Underinvestment In Tech Drove Foreclosure Mess

As trouble in the nation's foreclosure process leaked out-from robo-signing to lost documents to backdated notarizations-the hunt was on for a culprit. A convenient target was the Mortgage Electronic Registration System, or MERS-a technology platform that tracks more than 64 million mortgages and is owned by the industry's biggest players, including Fannie Mae, Freddie Mac and several large lenders. But analysts and consultants say that blaming MERS and technology in general is a mistake. Servicers are mostly responsible for not investing enough in technology and not setting correct policies and procedures.

"MERS was built to prevent problems like this, but it only keeps track of ownership, not actual documents-that's what the servicers are supposed to do. I don't see MERS as a source of the problem," says Craig Focardi, a senior research director at TowerGroup. "The failure was due to process and policy by the servicers, not technology."

Terry Wakefield, CEO of Wakefield Co., a consulting firm in Grafton, WI, says that, "You need to be careful not to broad-brush technology with negative connotations. Technology is a good thing. But in the mortgage industry technology is woefully archaic."

For decades, Wakefield says, the industry has refused to invest in mortgage technology because in the battle for budgetary dollars mortgage departments lost out to areas with higher potential returns on equity. "There's a cost/benefit analysis and capital is allocated to the area of highest returns. The result is that now the industry's technology infrastructure is 20 or 30 years behind other process-centric businesses."

He points out that in October JPMorgan Chase set aside $1.5 billion dollars to cover legal expenses associated with foreclosure. "If they had taken one-tenth of that and invested in a loan production and serving program they wouldn't have the problem." And JPMorgan is actually a technology leader in an industry where underinvestment is chronic.

Ironically, says TowerGroup's Focardi, the industry was actually making some strides toward greater automation in the years leading up to the financial crisis.
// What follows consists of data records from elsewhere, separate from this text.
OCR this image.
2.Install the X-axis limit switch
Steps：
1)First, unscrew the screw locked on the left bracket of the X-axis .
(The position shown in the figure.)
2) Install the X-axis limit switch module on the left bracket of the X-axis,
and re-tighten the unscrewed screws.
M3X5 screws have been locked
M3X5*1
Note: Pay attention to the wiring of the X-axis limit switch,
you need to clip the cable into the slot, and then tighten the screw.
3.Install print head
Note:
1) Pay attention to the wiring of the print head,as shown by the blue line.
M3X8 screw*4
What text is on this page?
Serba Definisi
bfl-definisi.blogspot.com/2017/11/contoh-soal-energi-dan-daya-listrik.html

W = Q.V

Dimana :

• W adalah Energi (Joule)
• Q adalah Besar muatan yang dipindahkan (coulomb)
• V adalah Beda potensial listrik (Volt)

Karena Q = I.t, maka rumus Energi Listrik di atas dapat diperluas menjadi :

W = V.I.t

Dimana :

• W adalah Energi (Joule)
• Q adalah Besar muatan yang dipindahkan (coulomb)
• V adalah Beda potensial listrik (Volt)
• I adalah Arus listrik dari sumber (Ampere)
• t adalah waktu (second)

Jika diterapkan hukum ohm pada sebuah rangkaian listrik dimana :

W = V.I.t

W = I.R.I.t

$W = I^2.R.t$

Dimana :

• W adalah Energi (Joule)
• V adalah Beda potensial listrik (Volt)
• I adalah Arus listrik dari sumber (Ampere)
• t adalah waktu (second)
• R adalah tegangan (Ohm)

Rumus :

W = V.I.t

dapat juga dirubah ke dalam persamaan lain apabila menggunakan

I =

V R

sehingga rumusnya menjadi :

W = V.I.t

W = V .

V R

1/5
The e-Signature Act was passed back in 2000 and the industry was slowly working through the legal and process issues to incorporate e-documents. "They had largely perfected what the industry needed to do to get e-mortgage processes up and running and then priorities changed when the subprime crisis hit," Focardi says.

Executives at technology vendors see the recent foreclosure problems as an opportunity to demonstrate their value. Dain Ehring, CEO of Dorado, describes the company's "dynamic workflow" solution. The technology gathers, validates and stores data and highlights which loans' documents are in order and can be signed automatically (or robo signed), and which loans need human intervention.

Meanwhile, FICO offers another solution. Joanne Gaskin, product management director at FICO, says that FICO's mortgage portfolio optimizer helps banks determine the best loan remediation option-this is valuable information for overwhelmed front-line employees confronted by hundreds of distraught consumers. Banks can set policy, she says, "but is policy being executed?" That's proving a real stumbling block for banks trying to operate in today hectic mortgage environment.

And then there's LPS, a provider of mortgage processing services. Today, more than 50 percent of all the nation's foreclosures are managed through the company's desktop technology. CTO James Iredale says that LPS' workflow and communication tool can help alleviate the foreclosure issues facing the industry. It's a many-to-many model that allows someone to upload a document and share it easily.

But, as others in the industry noted, Iredale says technology is only as good as the policies and procedures a mortgage servicer puts around it. "The technology has no knowledge of the document itself," Iredale says. Ultimately, if someone wanted to upload a blank document there's little a document control system can do."

In the future, Focardi says that mortgage systems could be built with more quality control steps and logic so inexperienced people can navigate the system with less chance of making mistakes.

The rub is that getting the most out of new technology takes a commitment on the part of servicers to optimize their current processes-something they haven't been willing to do, Wakefield says.

Until that happens, any technology will be limited by today's inefficient processes. "Vendors who sell loan modification systems are forced to sell products that mirror inefficient processes in the mortgage system because the mortgage companies are unwilling to do the incredibly hard work to understand current processes down to the step level-to the fraction of a minute and the penny-and optimize the processes," he says. "The industry needs to get serious about admitting the infrastructure is deficient, and until then God knows what might happen next. It's a sad state of affairs."